Metabolite profiling and isotope tracing
PDX primary cell lines were seeded in 6-well plates at a density of 2.0 × 105 cells per well. For overall polar metabolite profile, after overnight incubation, cells were washed once with PBS and cultured for an additional 24 h with 2 ml of conditional RPMI medium containing 0 μM or 100 μM methionine plus 10% FBS. Cellular metabolites were extracted after incubation. For U-13C-Serine isotope tracing, both primary CRC119 cells and HCT116 cells were seeded in 6-well plates at a density of 2.0 × 105 cells per well. Cells were washed once with PBS after overnight incubation and cultured for an additional 24 h with 2 ml of conditional RPMI medium containing 0 μM or 100 μM methionine with or without addition of 5-FU (3.4 or 10 μM) plus 10% FBS. Then, medium was replaced with fresh conditional RPMI medium (0 μM or 100 μM methionine) with or without addition of 5-FU (3.4 or 10 μM) containing tracer U-13C-Serine plus 10% dialyzed FBS. Cells were traced for 6 h, and followed by cellular metabolite extraction.
Metabolite extraction
Polar metabolite extraction has been described previously36. Briefly, tissue samples, liver and tumour, were pulverized in liquid nitrogen and then 3-10 mg of was weighed out for metabolite extraction using ice cold extraction solvent (80% methanol/water, 500 μl). Tissue was then homogenized with a homogenizer to an even suspension, and incubated on ice for an additional 10 min. The extract was centrifuged at 20,000 g × 10 min at 4 °C. The supernatant was transferred to a new Eppendorf tube and dried in vacuum concentrator. For serum or medium, 20 μl of sample was added to 80 μl ice cold water in an Eppendorf tube on ice, followed by the addition of 400 μl ice cold methanol. Samples were vortexed at the highest speed for 1 min before centrifugation at 20,000 g for 10 min at 4 °C. For cells cultured in 6-well plates, cells were placed on top of dry ice right after medium removal. 1 ml ice-cold extraction solvent (80% methanol/water) was added to each well and the extraction plate was quenched at −80 °C for 10 min. Cells were then scraped off the plate into an Eppendorf tube. Samples were vortexed and centrifuged as described early. The supernatant was transferred to a new Eppendorf tube and dried in vacuum concentrator. The dry pellets were stored at −80 °C for LC-HRMS analysis. Samples were reconstituted into 30-60 μl sample solvent (water:methanol:acetonitrile, 2:1:1, v/v/v) and were centrifuged at 20,000 × g at 4 °C for 3 min. The supernatant was transferred to LC vials. The injection volume was 3 μl for HILIC chromatography, which is equivalent to a metabolite extract of 160 μg tissue injected on the column.
HPLC method
Ultimate 3000 UHPLC (Dionex) was coupled to Q Exactive-Mass spectrometer (QE-MS, Thermo Scientific) for metabolite separation and detection. For additional polar metabolite analysis, a hydrophilic interaction chromatography method (HILIC) with an Xbridge amide column (100 × 2.1 mm i.d., 3.5 μm; Waters) was used for compound separation at room temperature. The mobile phase and gradient information was described previously 37.

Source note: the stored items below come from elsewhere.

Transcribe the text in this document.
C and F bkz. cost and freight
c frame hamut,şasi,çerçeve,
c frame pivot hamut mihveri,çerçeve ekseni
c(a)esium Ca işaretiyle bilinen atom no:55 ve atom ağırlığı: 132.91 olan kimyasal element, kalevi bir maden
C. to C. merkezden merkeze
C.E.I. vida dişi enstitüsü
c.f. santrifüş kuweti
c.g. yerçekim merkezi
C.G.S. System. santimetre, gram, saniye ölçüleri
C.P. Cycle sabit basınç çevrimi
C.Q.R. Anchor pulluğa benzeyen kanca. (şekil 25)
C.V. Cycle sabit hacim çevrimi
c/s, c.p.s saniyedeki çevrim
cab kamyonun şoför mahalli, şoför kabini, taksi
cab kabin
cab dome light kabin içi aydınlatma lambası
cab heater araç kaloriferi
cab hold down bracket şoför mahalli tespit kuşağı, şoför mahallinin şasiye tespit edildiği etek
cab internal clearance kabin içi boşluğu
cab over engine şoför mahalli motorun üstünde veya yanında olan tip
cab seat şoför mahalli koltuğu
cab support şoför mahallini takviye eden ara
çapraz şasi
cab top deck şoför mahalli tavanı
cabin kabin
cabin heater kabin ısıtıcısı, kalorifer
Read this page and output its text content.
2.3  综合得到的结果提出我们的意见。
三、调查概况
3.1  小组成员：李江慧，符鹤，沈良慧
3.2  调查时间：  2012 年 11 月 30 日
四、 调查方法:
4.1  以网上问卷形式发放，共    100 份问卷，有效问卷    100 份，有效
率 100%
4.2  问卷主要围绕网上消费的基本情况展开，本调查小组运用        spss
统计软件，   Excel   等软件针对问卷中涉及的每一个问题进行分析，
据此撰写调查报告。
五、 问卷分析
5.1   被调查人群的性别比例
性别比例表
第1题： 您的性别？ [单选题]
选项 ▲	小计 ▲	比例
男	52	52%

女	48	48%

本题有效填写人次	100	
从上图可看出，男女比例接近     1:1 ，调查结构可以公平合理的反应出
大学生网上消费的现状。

Mass spectrometry and data analysis
The QE-MS was equipped with a HESI probe, and the relevant parameters were as listed: heater temperature, 120 °C; sheath gas, 30; auxiliary gas, 10; sweep gas, 3; spray voltage, 3.6 kV for positive mode and 2.5 kV for negative mode. Capillary temperature was set at 320 °C, and S-lens was 55. A full scan range was set at 60 to 900 (m/z) when coupled with the HILIC method, or 300 to 1,000 (m/z) when low abundance metabolites need to be measured. The resolution was set at 70,000 (at m/z 200). The maximum injection time (max IT) was 200 ms. Automated gain control (AGC) was targeted at 3 Å~ 106 ions. LC-MS peak extraction and integration were analyzed with commercial available software Sieve 2.0 (Thermo Scientific). The integrated peak intensity was used for further data analysis. For tracing studies using U-13C-Serine, 13C natural abundance was corrected as previously described 38.
Statistical analysis and bioinformatics
Pathway analysis of metabolites was carried out with software Metaboanalyst (http://www.metaboanalyst.ca/MetaboAnalyst/) using the KEGG pathway database (http://www.genome.jp/kegg/). All data are represented as mean ± s.d. or mean ± s.e.m. as indicated. P values were calculated by a two-tailed Student’s t test unless otherwise noted.
Analysis of the time-course metabolomics data
We first constructed a combinational matrix containing raw ion intensities of plasma metabolites from C57BL/6J mice, both the control and the MR groups. For each group there were 9 time points and 5 replicates for each time point, resulting in a 311 × 90 matrix. This matrix was then log-transformed and iteratively row-normalized and column-normalized until mean values of all rows and columns converged to zero. Singular value decomposition39, was applied on the processed matrix to identify dominating dynamic modes:
In which A is the processed metabolomics matrix, σi is the ith singular value (ranked from maximal to minimal), is termed the ith mode. Modes 2 and 3 were defined as responding modes due to significant difference between control and MR values in both modes. For the ith metabolite, total contribution of modes 2 and 3 to its dynamics was evaluated by: . Mode 1 reflected an overall metabolic change due to switching diets at time zero. Modes 2 and 3 predominantly contained metabolites related to methionine and sulfur metabolism. Time-course metabolomics data of 50 metabolites with highest contribution of modes 2 and 3 was then clustered using clustergram() function in MATLAB R2018b. All methods used were implemented in MATLAB code. Hierarchical clustering confirmed that a set of methionine-related metabolites was most rapidly suppressed with other compensatory pathways changing at later times.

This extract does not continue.